From the same drawer she took a man’s complete costume, from the boots to the coat, and a provision of linen, where there was nothing superfluous, but every requisite. Then, with a promptitude which indicated that this was not the first time she had amused herself by adopting the garb of the opposite sex, Eugénie drew on the boots and pantaloons, tied her cravat, buttoned her waistcoat up to the throat, and put on a coat which admirably fitted her beautiful figure.
“Oh, that is very good—indeed, it is very good!” said Louise, looking at her with admiration; “but that beautiful black hair, those magnificent braids, which made all the ladies sigh with envy,—will they go under a man’s hat like the one I see down there?”
“You shall see,” said Eugénie. And with her left hand seizing the thick mass, which her long fingers could scarcely grasp, she took in her right hand a pair of long scissors, and soon the steel met through the rich and splendid hair, which fell in a cluster at her feet as she leaned back to keep it from her coat. Then she grasped the front hair, which she also cut off, without expressing the least regret; on the contrary, her eyes sparkled with greater pleasure than usual under her ebony eyebrows.
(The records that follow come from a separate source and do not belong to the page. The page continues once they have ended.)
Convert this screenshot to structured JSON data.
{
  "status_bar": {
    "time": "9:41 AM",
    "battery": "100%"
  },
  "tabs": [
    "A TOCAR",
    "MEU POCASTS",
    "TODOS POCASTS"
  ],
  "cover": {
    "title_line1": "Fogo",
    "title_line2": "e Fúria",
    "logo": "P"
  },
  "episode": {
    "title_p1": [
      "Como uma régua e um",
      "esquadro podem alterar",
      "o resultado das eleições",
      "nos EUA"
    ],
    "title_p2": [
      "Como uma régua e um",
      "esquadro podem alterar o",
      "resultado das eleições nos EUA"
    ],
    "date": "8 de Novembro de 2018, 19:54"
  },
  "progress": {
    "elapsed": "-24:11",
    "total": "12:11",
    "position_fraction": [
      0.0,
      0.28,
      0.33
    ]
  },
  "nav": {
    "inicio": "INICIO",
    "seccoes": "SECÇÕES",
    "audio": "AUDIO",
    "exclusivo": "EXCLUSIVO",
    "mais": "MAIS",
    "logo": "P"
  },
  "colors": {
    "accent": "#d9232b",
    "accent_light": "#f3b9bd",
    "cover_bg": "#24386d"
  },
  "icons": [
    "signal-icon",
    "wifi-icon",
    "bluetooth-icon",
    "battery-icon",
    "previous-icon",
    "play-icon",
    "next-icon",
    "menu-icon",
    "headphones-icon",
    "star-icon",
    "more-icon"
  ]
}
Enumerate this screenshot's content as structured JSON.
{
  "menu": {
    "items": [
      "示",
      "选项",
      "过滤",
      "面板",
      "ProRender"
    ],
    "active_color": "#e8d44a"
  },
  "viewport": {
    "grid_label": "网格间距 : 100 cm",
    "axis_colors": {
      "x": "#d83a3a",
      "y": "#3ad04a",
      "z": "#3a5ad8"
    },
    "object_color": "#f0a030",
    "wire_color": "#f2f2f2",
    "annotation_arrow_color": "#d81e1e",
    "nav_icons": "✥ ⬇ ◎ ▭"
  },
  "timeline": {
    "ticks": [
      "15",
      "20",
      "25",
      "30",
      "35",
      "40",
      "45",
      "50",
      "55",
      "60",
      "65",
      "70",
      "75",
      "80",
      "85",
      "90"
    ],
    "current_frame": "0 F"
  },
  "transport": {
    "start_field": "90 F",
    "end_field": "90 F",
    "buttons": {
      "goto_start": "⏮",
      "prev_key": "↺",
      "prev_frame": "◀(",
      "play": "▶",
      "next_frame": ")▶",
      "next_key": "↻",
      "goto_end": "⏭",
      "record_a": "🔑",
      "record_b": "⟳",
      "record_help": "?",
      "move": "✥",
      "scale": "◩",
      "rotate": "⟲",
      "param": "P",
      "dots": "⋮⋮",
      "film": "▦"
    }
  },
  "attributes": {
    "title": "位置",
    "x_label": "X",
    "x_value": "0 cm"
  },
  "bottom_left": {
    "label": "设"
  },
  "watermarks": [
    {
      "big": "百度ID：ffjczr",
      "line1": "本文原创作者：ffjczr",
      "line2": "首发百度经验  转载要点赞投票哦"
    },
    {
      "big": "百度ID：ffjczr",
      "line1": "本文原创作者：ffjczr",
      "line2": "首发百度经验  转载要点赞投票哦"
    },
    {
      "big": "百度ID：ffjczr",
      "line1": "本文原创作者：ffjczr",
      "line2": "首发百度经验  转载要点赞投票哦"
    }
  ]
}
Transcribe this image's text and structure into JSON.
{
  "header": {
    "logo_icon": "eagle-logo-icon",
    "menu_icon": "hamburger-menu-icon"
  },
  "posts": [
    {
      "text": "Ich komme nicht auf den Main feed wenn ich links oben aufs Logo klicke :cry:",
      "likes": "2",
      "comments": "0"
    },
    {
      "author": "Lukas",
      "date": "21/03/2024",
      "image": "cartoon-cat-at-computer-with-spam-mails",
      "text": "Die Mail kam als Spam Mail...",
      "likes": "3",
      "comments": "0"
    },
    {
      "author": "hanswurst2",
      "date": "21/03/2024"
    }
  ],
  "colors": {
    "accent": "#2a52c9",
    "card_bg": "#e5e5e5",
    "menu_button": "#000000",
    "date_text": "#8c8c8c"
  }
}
“Oh, the magnificent hair!” said Louise, with regret.
“And am I not a hundred times better thus?” cried Eugénie, smoothing the scattered curls of her hair, which had now quite a masculine appearance; “and do you not think me handsomer so?”
“Oh, you are beautiful—always beautiful!” cried Louise. “Now, where are you going?”
“To Brussels, if you like; it is the nearest frontier. We can go to Brussels, Liège, Aix-la-Chapelle; then up the Rhine to Strasbourg. We will cross Switzerland, and go down into Italy by the Saint-Gothard. Will that do?”